J. B. : Les dirigeants de Renault, entreprise dont le capital est majoritairement privé, doivent pouvoir gérer en toute responsabilité. Mais, chaque fois que de tels groupes se réorganisent, nous devons les accompagner.

Midi Libre : Pourquoi avoir refusé les mesures réclamées par PSA et Renault ?

J. B. : Elles étaient incompatibles avec les moyens financiers dont nous disposons. Elles auraient aussi donné un signal incompréhensible à la société française en retirant systématiquement de l’entreprise des salariés au-dessus de 55 ans. C’est vrai, nous aurions un peu rajeuni les entreprises concernées, mais à quel prix ?

Midi Libre : Ne faisons-nous pas un usage immodéré des préretraites ?

J. B. : Le nombre de préretraites a été diminué des deux tiers environ depuis 1992. Il y a des restructurations qui s’imposent, mais il vaut mieux exiger un aménagement et une réduction du temps de travail, comme chez Moulinex. Les préretraites en série, c’est la facilité ; il y a mieux à faire, même si elles sont parfois incontournables.

Midi Libre : La libéralisation de l’économie est-elle responsable du chômage ?

J. B. : Nous souffrons d’une Europe inachevée. Demain, les États membres devront élaborer ensemble des stratégies économiques qui ne passent pas uniquement par la monnaie unique, mais aussi par l’harmonisation et l’allègement des prélèvements qui pèsent sur l’emploi. Là, on trouvera un équilibre entre la compétitivité de la mondialisation et la cohésion sociale.

Midi Libre : La patronat de la métallurgie dénonce la « radicalité nouvelle » de certains conflits sociaux…

J. B. : Le syndicalisme français n’a pas toujours prise sur certaines situations extrêmes. Les élections prud’homales doivent être, pour le syndicalisme français et ses 5 grandes organisations représentatives, l’occasion de recueillir les suffrages des salariés en plus grand nombre possible : c’est un élément majeur pour amplifier et consolider le dialogue.

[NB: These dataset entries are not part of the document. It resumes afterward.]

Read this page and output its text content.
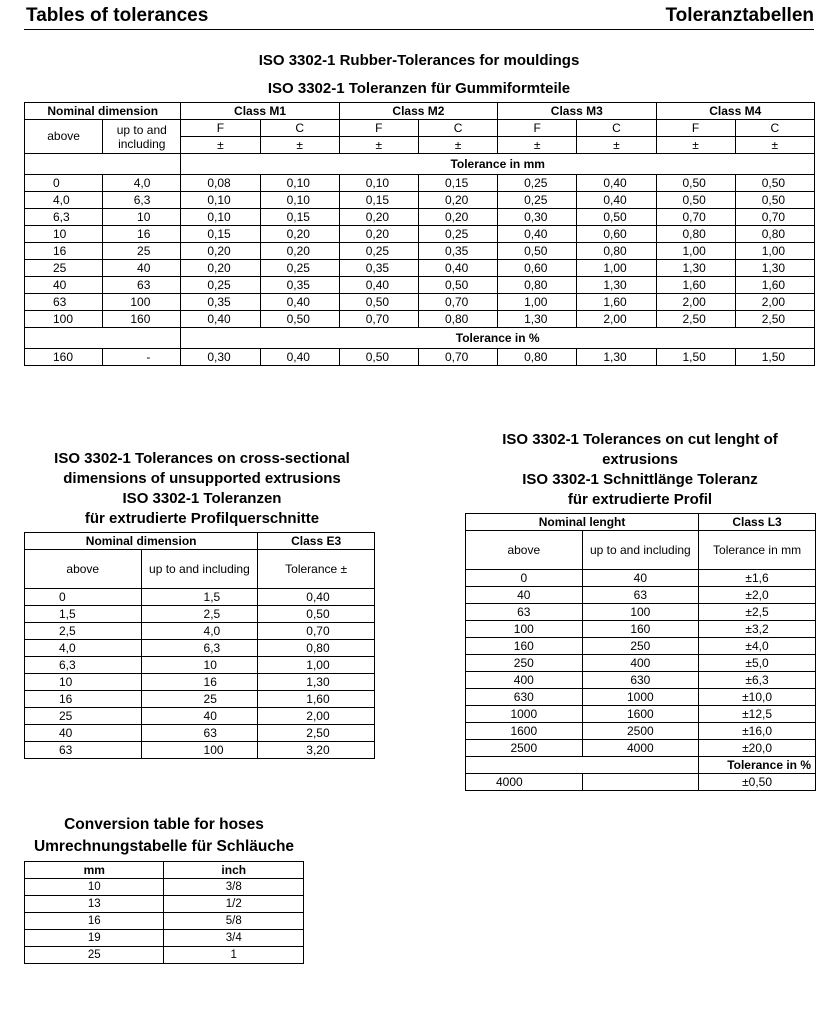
Tables of tolerances	Toleranztabellen
ISO 3302-1 Rubber-Tolerances for mouldings
ISO 3302-1 Toleranzen für Gummiformteile
Nominal dimension		Class M1		Class M2		Class M3		Class M4	
above	up to and including	F	C	F	C	F	C	F	C
		±	±	±	±	±	±	±	±
		Tolerance in mm							
0	4,0	0,08	0,10	0,10	0,15	0,25	0,40	0,50	0,50
4,0	6,3	0,10	0,10	0,15	0,20	0,25	0,40	0,50	0,50
6,3	10	0,10	0,15	0,20	0,20	0,30	0,50	0,70	0,70
10	16	0,15	0,20	0,20	0,25	0,40	0,60	0,80	0,80
16	25	0,20	0,20	0,25	0,35	0,50	0,80	1,00	1,00
25	40	0,20	0,25	0,35	0,40	0,60	1,00	1,30	1,30
40	63	0,25	0,35	0,40	0,50	0,80	1,30	1,60	1,60
63	100	0,35	0,40	0,50	0,70	1,00	1,60	2,00	2,00
100	160	0,40	0,50	0,70	0,80	1,30	2,00	2,50	2,50
		Tolerance in %							
160	-	0,30	0,40	0,50	0,70	0,80	1,30	1,50	1,50
ISO 3302-1 Tolerances on cross-sectional
dimensions of unsupported extrusions
ISO 3302-1 Toleranzen
für extrudierte Profilquerschnitte
Nominal dimension		Class E3
above	up to and including	Tolerance ±
0	1,5	0,40
1,5	2,5	0,50
2,5	4,0	0,70
4,0	6,3	0,80
6,3	10	1,00
10	16	1,30
16	25	1,60
25	40	2,00
40	63	2,50
63	100	3,20
ISO 3302-1 Tolerances on cut lenght of
extrusions
ISO 3302-1 Schnittlänge Toleranz
für extrudierte Profil
Nominal lenght		Class L3
above	up to and including	Tolerance in mm
0	40	±1,6
40	63	±2,0
63	100	±2,5
100	160	±3,2
160	250	±4,0
250	400	±5,0
400	630	±6,3
630	1000	±10,0
1000	1600	±12,5
1600	2500	±16,0
2500	4000	±20,0
		Tolerance in %
4000		±0,50
Conversion table for hoses
Umrechnungstabelle für Schläuche
mm	inch
10	3/8
13	1/2
16	5/8
19	3/4
25	1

J’aimerais que cet appel soit entendu : les Français ont besoin d’un syndicalisme représentatif et responsable. Je leur dis, sans vouloir peser sur leur vote, qu’il ne faut pas égarer leurs voix dans des organisations qui sont dépourvues de toute représentativité et qui risquent de compromettre le dialogue social.

Midi Libre : Vous faites allusion aux organismes qui se réclament du Front national ?

J. B. : Notamment. Je ne comprendrais pas comment les élections prud’homales pourraient être l’occasion, pour des partis politiques, de pénétrer une institution qui est par essence, une institution judiciaire, émanation de la démocratie sociale.

Midi Libre : 1997 serait-il meilleur pour l’emploi ?

J. B. : Je suis un peu Cévenol et j’ai pris l’habitude de ne pas trop suivre les modes. J’espère, bien sûr, que nous allons faire une meilleure année 1997, mais il ne faut pas relâcher les efforts.